PRENSA INDEPENDIENTE
Agosto 19, 2005
 

REPRESION
Terror y decadencia

Jorge Olivera Castillo

LA HABANA, Cuba - Agosto (www.cubanet.org) - Un acto de repudio es el cementerio de la razón. Truenan las ofensas, soplan las obscenidades. Torrentes de ira allanan puertas y ventanas con la intensidad de un tornado que premedita la muerte. La multitud exhibe sus aptitudes para el linchamiento, su fidelidad a la intolerancia.

Es la fiesta del desatino y la impunidad sin las limitantes del tiempo y el espacio. Están allí, donde se les convoca, para proscribir el pensamiento emancipador, la opinión liberada de prejuicios, el derecho cívico dotado de la autenticidad que aboga por una convivencia pacífica y democrática.

La avalancha de insultos busca doblegar la voluntad del ofendido, dejando saber que éstos tienen la capacidad de transformarse en agresión física si la víctima decide, con su voz, defenderse del fusilamiento verbal que la muchedumbre practica con indulgencia. El médico Darsi Ferrer Ramírez se recupera de las heridas que los agravios dejaron en su mente el 12 de agosto último. Recuerda la turba apostada frente a su domicilio, el trauma de su pequeño hijo de cuatro años a expensas de las consignas progubernamentales, las alusiones altisonantes y la terrible huella de la indefensión.

Las intenciones iban más allá de los improperios. Palos, tubos metálicos, y toletes de goma similares a los usados por la policía constituían una señal que le imprimía más terror al escenario, según relata Darsi.

Convaleciente de una Hipertensión Endocraneana, su esposa tuvo que soportar el bullicio y las maledicencias. Quizás no pueda ver nunca más a esos hombres y mujeres que estremecieron su carácter con ráfagas de odio, tampoco a su hijo con la candidez propia de la infancia. No sé su nombre, pero me imagino su agonía ante la posibilidad de perder la visión debido a la enfermedad que padece.

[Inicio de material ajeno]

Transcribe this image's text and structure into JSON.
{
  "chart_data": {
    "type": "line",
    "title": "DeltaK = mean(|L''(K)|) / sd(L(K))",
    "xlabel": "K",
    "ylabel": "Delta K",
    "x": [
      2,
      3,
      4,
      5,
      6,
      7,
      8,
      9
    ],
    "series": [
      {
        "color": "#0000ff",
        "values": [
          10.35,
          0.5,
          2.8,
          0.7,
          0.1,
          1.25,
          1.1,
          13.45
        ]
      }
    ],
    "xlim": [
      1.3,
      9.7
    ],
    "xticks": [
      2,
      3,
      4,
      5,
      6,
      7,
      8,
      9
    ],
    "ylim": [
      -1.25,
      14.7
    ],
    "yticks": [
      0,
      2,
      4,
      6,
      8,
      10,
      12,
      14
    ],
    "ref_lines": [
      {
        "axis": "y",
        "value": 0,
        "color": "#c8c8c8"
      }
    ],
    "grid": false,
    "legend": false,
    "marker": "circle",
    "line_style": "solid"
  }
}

Nada pudo apaciguar las voces que clamaban vengar una apostasía. Es el castigo por abjurar del dogma autoritario con análisis independientes y profesionales. Una versión post moderna del cepo y el látigo en virtud de una tragedia que podría conducir al país por el camino del fratricidio.

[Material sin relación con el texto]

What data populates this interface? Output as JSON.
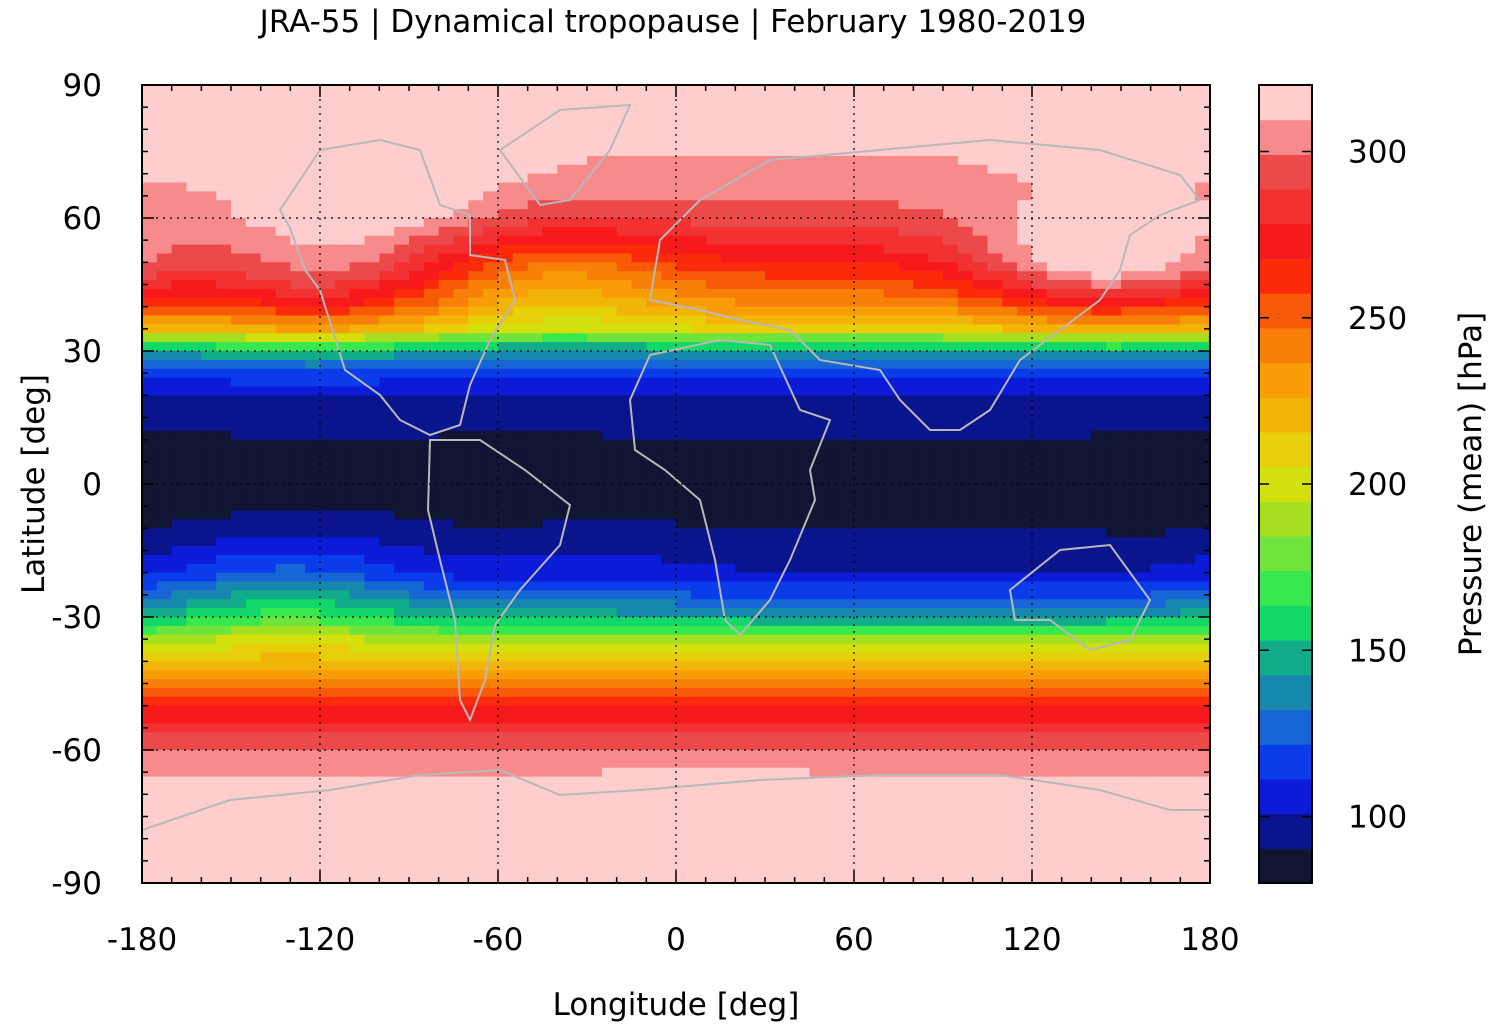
{
  "title": "JRA-55 | Dynamical tropopause | February 1980-2019",
  "xlabel": "Longitude [deg]",
  "ylabel": "Latitude [deg]",
  "colorbar": {
    "label": "Pressure (mean) [hPa]",
    "range": [
      80,
      320
    ],
    "step": 10,
    "ticks": [
      100,
      150,
      200,
      250,
      300
    ],
    "colors": [
      "#0f1533",
      "#0a148c",
      "#0b1bd8",
      "#0a3ce9",
      "#1766d6",
      "#1688ae",
      "#11ad8a",
      "#12d86a",
      "#37e84e",
      "#6ee43c",
      "#a4e020",
      "#d4e00b",
      "#e8cf08",
      "#f2b408",
      "#f89c08",
      "#f88008",
      "#f85a08",
      "#fb2a0b",
      "#f7191b",
      "#f23131",
      "#ec4a4a",
      "#f78a8a",
      "#fecdcd"
    ]
  },
  "chart_data": {
    "type": "heatmap",
    "title": "JRA-55 | Dynamical tropopause | February 1980-2019",
    "xlabel": "Longitude [deg]",
    "ylabel": "Latitude [deg]",
    "xlim": [
      -180,
      180
    ],
    "ylim": [
      -90,
      90
    ],
    "xticks": [
      -180,
      -120,
      -60,
      0,
      60,
      120,
      180
    ],
    "yticks": [
      -90,
      -60,
      -30,
      0,
      30,
      60,
      90
    ],
    "grid": true,
    "z_units": "hPa",
    "zonal_mean_profile": {
      "lat": [
        -90,
        -80,
        -70,
        -60,
        -55,
        -50,
        -45,
        -40,
        -35,
        -30,
        -25,
        -20,
        -10,
        0,
        10,
        20,
        25,
        30,
        35,
        40,
        45,
        50,
        60,
        70,
        80,
        90
      ],
      "value": [
        318,
        312,
        305,
        292,
        272,
        258,
        232,
        208,
        180,
        142,
        118,
        100,
        90,
        86,
        90,
        100,
        115,
        142,
        205,
        232,
        248,
        262,
        285,
        298,
        303,
        304
      ]
    },
    "features": [
      {
        "lon": 175,
        "lat": 0,
        "value": 82
      },
      {
        "lon": -55,
        "lat": 0,
        "value": 83
      },
      {
        "lon": 35,
        "lat": 0,
        "value": 84
      },
      {
        "lon": -105,
        "lat": 65,
        "value": 315
      },
      {
        "lon": 145,
        "lat": 50,
        "value": 312
      },
      {
        "lon": 55,
        "lat": 40,
        "value": 228
      },
      {
        "lon": -40,
        "lat": 45,
        "value": 222
      },
      {
        "lon": -120,
        "lat": 45,
        "value": 280
      },
      {
        "lon": 10,
        "lat": -75,
        "value": 314
      },
      {
        "lon": 160,
        "lat": -85,
        "value": 320
      },
      {
        "lon": -170,
        "lat": -85,
        "value": 320
      },
      {
        "lon": -130,
        "lat": -25,
        "value": 145
      },
      {
        "lon": -30,
        "lat": -20,
        "value": 105
      }
    ]
  }
}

No es una percepción exagerada. Basta con aquilatar el agotamiento del modelo socio-político próximo a cumplir 47 años a través de las manifestaciones que evidencian los signos de descomposición e inviabilidad de las instituciones gubernamentales.

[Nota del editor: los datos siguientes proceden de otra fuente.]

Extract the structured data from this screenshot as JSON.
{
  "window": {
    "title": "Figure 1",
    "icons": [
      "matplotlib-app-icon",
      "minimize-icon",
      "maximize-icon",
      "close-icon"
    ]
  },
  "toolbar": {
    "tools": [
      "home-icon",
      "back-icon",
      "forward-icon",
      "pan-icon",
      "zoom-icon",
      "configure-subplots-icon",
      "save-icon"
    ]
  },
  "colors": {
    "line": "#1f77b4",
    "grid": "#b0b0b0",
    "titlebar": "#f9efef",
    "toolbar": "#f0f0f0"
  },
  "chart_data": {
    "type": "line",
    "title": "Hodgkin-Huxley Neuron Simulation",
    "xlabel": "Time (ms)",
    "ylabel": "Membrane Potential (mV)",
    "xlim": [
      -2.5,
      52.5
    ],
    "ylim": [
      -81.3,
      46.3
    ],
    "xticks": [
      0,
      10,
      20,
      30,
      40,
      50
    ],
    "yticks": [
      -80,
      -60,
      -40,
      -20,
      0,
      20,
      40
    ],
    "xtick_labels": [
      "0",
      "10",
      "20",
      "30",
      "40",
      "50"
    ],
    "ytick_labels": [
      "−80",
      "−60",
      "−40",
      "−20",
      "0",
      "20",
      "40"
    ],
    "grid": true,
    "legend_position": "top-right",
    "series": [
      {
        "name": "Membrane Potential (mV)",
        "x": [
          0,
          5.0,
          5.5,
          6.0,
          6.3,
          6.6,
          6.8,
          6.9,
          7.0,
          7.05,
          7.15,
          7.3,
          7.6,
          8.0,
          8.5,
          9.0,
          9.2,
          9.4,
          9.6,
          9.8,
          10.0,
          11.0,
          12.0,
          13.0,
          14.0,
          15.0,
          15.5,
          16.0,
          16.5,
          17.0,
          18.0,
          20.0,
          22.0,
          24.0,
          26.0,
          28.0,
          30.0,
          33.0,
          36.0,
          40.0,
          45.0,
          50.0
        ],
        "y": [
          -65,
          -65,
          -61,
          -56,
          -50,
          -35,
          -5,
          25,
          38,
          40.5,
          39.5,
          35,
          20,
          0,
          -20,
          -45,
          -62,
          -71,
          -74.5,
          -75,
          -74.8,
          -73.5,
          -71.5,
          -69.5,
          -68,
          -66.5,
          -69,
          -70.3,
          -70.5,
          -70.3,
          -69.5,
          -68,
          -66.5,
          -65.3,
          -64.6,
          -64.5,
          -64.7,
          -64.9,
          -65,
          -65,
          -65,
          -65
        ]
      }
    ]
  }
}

El notable aumento de la criminalidad, la acentuación del perfil agresivo en la conducta de la mayoría de la población, independientemente de la escolaridad y su zona de residencia, y la distorsionada interpretación de la escala de valores donde la vulgaridad y el pillaje son bases para alcanzar connotación social, indican la urgencia de revolucionar las metodologías con fines terapéuticos.

Actos de repudio, encarcelamientos injustificados, exhortaciones a la confrontación, y el beneplácito para descorrer las cortinas de la discordia y el rencor contra personas que defienden otros puntos de vista, es echarle sal a las heridas de una sociedad enferma.

Estos mensajes de terror no entrañan ninguna novedad, en 1980 tuvieron su debut. Todavía permanecen en la memoria la brutalidad esparcida por las calles, las palizas, los abucheos, las familias atropelladas por las turbas, los gritos de piedad silenciados con la vehemencia de los verdugos que entonan hoy la misma retórica de la muerte. Disidentes, homosexuales considerados no aptos para cumplir con las concepciones antropológicas que privilegiaban la virilidad y personas que pretendían reunificarse con sus parientes en los Estados Unidos fueron tratados con bestialidad zoológica.

Ahora, reunirse para estudiar vías que posibiliten una transición pacífica hacia un estado de derecho, es suficiente para que las Brigadas de Respuesta Rápida pongan en funcionamiento sus gargantas, y si es necesario, dejar en la piel de los desobedientes la marca de sus zapatos, los puños de sus manos o la duradera impresión de un trancazo.

La misma suerte corren los que abogan por la continuidad del embargo y aquéllos que insisten en el diálogo como la manera insoslayable de dirimir los antagonismos.

Se acabaron las conferencias y las tertulias, los ayunos y las conmemoraciones en la vía pública. Esa es la orden para moderados e intransigentes. Es el signo de los tiempos. El tono lúgubre de la decadencia. Los síntomas de la agonía de una dictadura.